Judges Skeptical of State-Secrets Claim

By Karl Vick
Washington Post Staff Writer
Thursday, August 16, 2007

SAN FRANCISCO, Aug. 15 -- Lawyers for the Bush administration encountered a federal appeals court Wednesday that appeared deeply skeptical of a blanket claim that the government's surveillance efforts cannot be challenged in court because the litigation might reveal state secrets.

"The bottom line here is the government declares something is a state secret, that's the end of it. No cases. . . . The king can do no wrong," said Judge Harry Pregerson, one of three judges from the U.S. Court of Appeals for the 9th Circuit who grilled administration lawyers at length over whether a pair of lawsuits against the government should go forward.

Deputy Solicitor General Gregory G. Garre was forced to mount a public argument that almost nothing about the substance of the government's conduct could be talked about in court because doing so might expose either the methods used in gathering intelligence or gaps in those methods.

"This seems to put us in the 'trust us' category," Judge M. Margaret McKeown said about the government's assertions that its surveillance activities did not violate the law. " 'We don't do it. Trust us. And don't ask us about it.' "

At one point, Garre argued that courts are not the right forum for complaints about government surveillance, and that "other avenues" are available. "What is that? Impeachment?" Pregerson shot back.

The panel represents the highest court so far to consider conflicting claims about the legality of ambitious surveillance efforts secretly launched by the Bush administration in the wake of the Sept. 11, 2001, terrorist attacks. About 50 separate lawsuits charging that those efforts are illegal have been consolidated before the U.S. District Court in San Francisco.

The two that reached the 9th Circuit panel today were the first to go forward, and they landed before one of the country's more liberal appellate courts. Two of the jurists were appointed by President Bill Clinton, the third by President Jimmy Carter. Their skepticism toward the administration's line of reasoning was evident through much of the two-hour hearing.
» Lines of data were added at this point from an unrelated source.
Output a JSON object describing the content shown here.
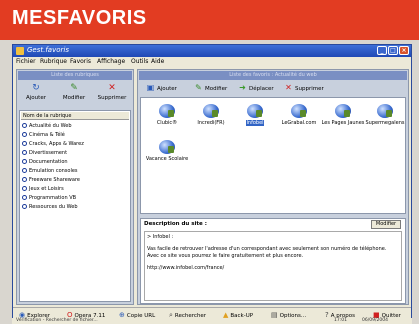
{
  "banner": {
    "title": "MESFAVORIS"
  },
  "window": {
    "title": "Gest.favoris",
    "buttons": {
      "minimize": "_",
      "maximize": "□",
      "close": "×"
    }
  },
  "menu": [
    "Fichier",
    "Rubrique",
    "Favoris",
    "Affichage",
    "Outils",
    "Aide"
  ],
  "left_panel": {
    "header": "Liste des rubriques",
    "toolbar": [
      {
        "label": "Ajouter",
        "icon": "refresh-icon"
      },
      {
        "label": "Modifier",
        "icon": "edit-icon"
      },
      {
        "label": "Supprimer",
        "icon": "delete-icon"
      }
    ],
    "tree_header": "Nom de la rubrique",
    "items": [
      "Actualité du Web",
      "Cinéma & Télé",
      "Cracks, Apps & Warez",
      "Divertissement",
      "Documentation",
      "Emulation consoles",
      "Freeware Shareware",
      "Jeux et Loisirs",
      "Programmation VB",
      "Ressources du Web"
    ],
    "selected_index": 0
  },
  "right_panel": {
    "header": "Liste des favoris : Actualité du web",
    "toolbar": [
      {
        "label": "Ajouter",
        "icon": "add-icon"
      },
      {
        "label": "Modifier",
        "icon": "edit-icon"
      },
      {
        "label": "Déplacer",
        "icon": "move-icon"
      },
      {
        "label": "Supprimer",
        "icon": "delete-icon"
      }
    ],
    "favorites": [
      {
        "label": "Clubic®"
      },
      {
        "label": "Incredi(FR)"
      },
      {
        "label": "Infobel",
        "selected": true
      },
      {
        "label": "LeGrabal.com"
      },
      {
        "label": "Les Pages Jaunes"
      },
      {
        "label": "Supermegalens"
      },
      {
        "label": "Vacance Scolaire"
      }
    ],
    "description": {
      "title": "Description du site :",
      "edit_button": "Modifier",
      "lines": [
        "> Infobel :",
        "Vas facile de retrouver l'adresse d'un correspondant avec seulement son numéro de téléphone. Avec ce site vous pourrez le faire gratuitement et plus encore.",
        "http://www.infobel.com/france/"
      ]
    }
  },
  "bottom_bar": [
    {
      "label": "Explorer",
      "icon": "globe-icon"
    },
    {
      "label": "Opera 7.11",
      "icon": "opera-icon"
    },
    {
      "label": "Copie URL",
      "icon": "copy-icon"
    },
    {
      "label": "Rechercher",
      "icon": "search-icon"
    },
    {
      "label": "Back-UP",
      "icon": "backup-icon"
    },
    {
      "label": "Options...",
      "icon": "options-icon"
    },
    {
      "label": "A propos",
      "icon": "about-icon"
    },
    {
      "label": "Quitter",
      "icon": "quit-icon"
    }
  ],
  "status": {
    "left": "Vérification - Rechercher de fichier...",
    "time": "17:01",
    "date": "06/09/2004"
  }
}
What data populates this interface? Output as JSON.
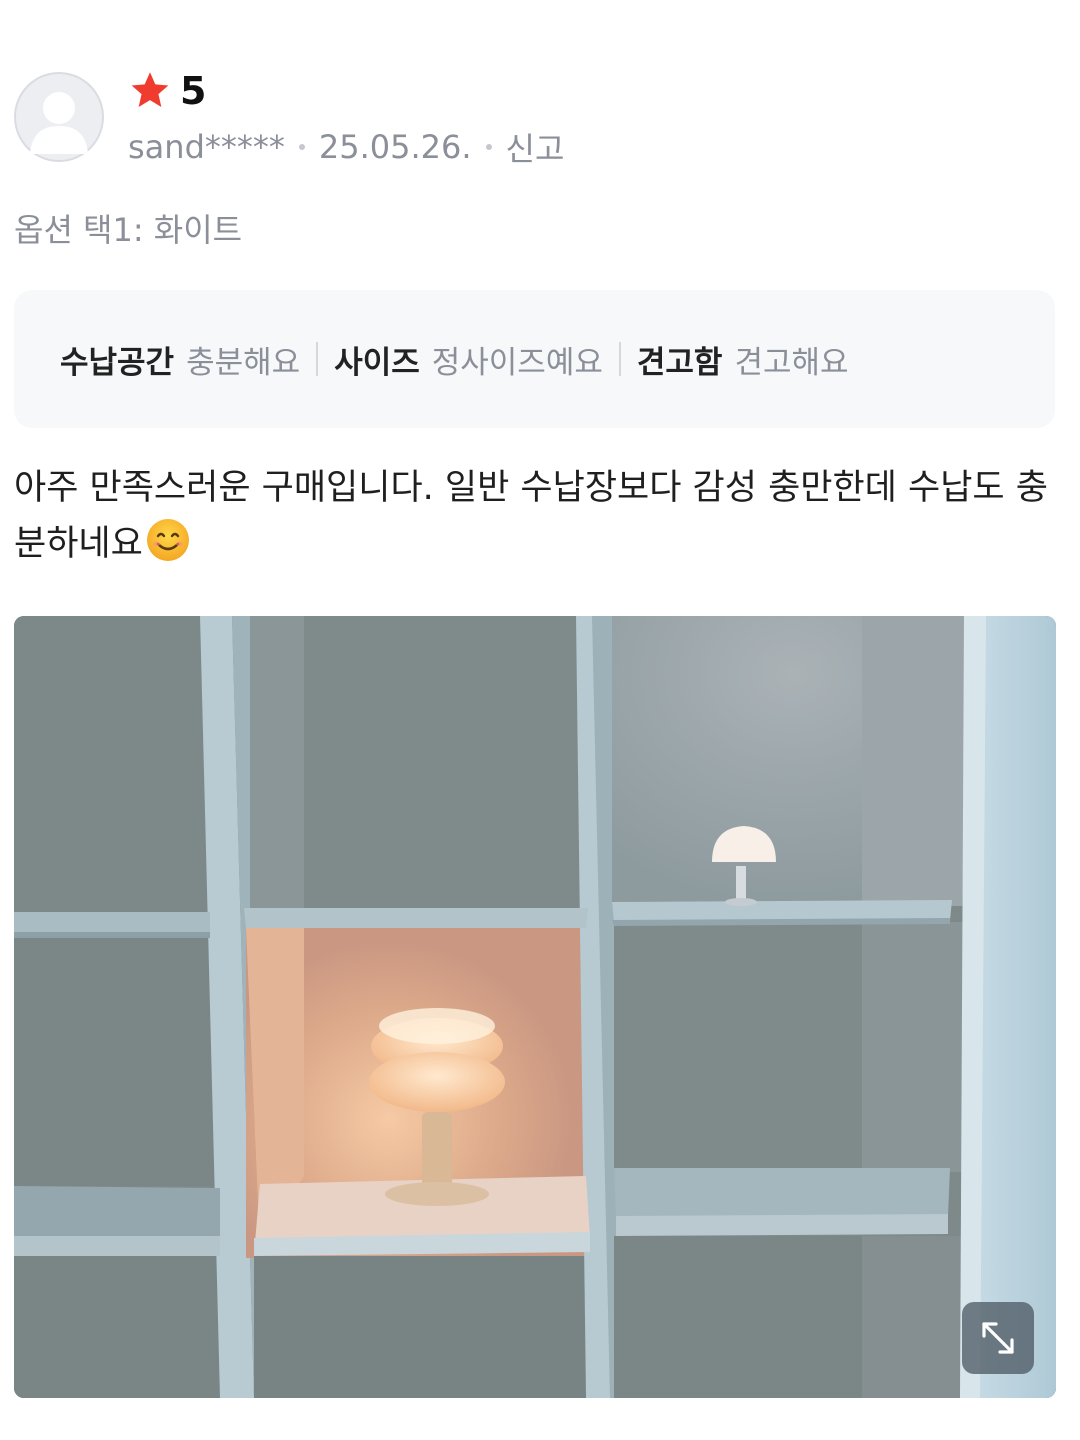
{
  "review": {
    "rating": "5",
    "author": "sand*****",
    "date": "25.05.26.",
    "report_label": "신고",
    "option_text": "옵션 택1: 화이트",
    "attributes": [
      {
        "key": "수납공간",
        "value": "충분해요"
      },
      {
        "key": "사이즈",
        "value": "정사이즈예요"
      },
      {
        "key": "견고함",
        "value": "견고해요"
      }
    ],
    "body_text": "아주 만족스러운 구매입니다. 일반 수납장보다 감성 충만한데 수납도 충분하네요",
    "emoji": "smiling-face-icon"
  },
  "icons": {
    "star": "star-icon",
    "avatar": "user-avatar-icon",
    "expand": "expand-icon"
  },
  "colors": {
    "star": "#f03c2e",
    "muted_text": "#8b8f99",
    "attr_box_bg": "#f7f8fa"
  }
}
Garre, who had been scheduled to speak for 20 minutes, was kept at the podium for twice that time fielding hardballs. But some of the sharpest queries appeared grounded in concerns -- such as the scope of judicial authority -- that may be shared by jurists across the political spectrum. "Well, who decides if something is a state secret or not?" Pregerson asked. "Are you saying the courts are to rubber-stamp the determination of the executive of what's a state secret? What's our job?"

Government attorneys labored to assure the judges that the administration appreciates their role, while arguing that national security concerns require judges to dismiss cases that might expose state secrets.

"Is it the government's position that when our country is engaged in a war that the power of the executive, when it comes to wiretapping, is unchecked?" Pregerson asked. No, Garre replied, but he cited an earlier federal ruling that required courts to give "utmost deference" to security concerns.

"Well, what does 'utmost deference' mean?" Pregerson asked. Before Garre could reply, Judge Michael Daly Hawkins asked: "It doesn't mean abdication, does it?"

The cases the administration asked the judges to dismiss predate legislation passed by Congress this month that gives the government broad power to monitor communications -- authority that the lawsuits say the Bush administration illegally assumed over the previous five to six years.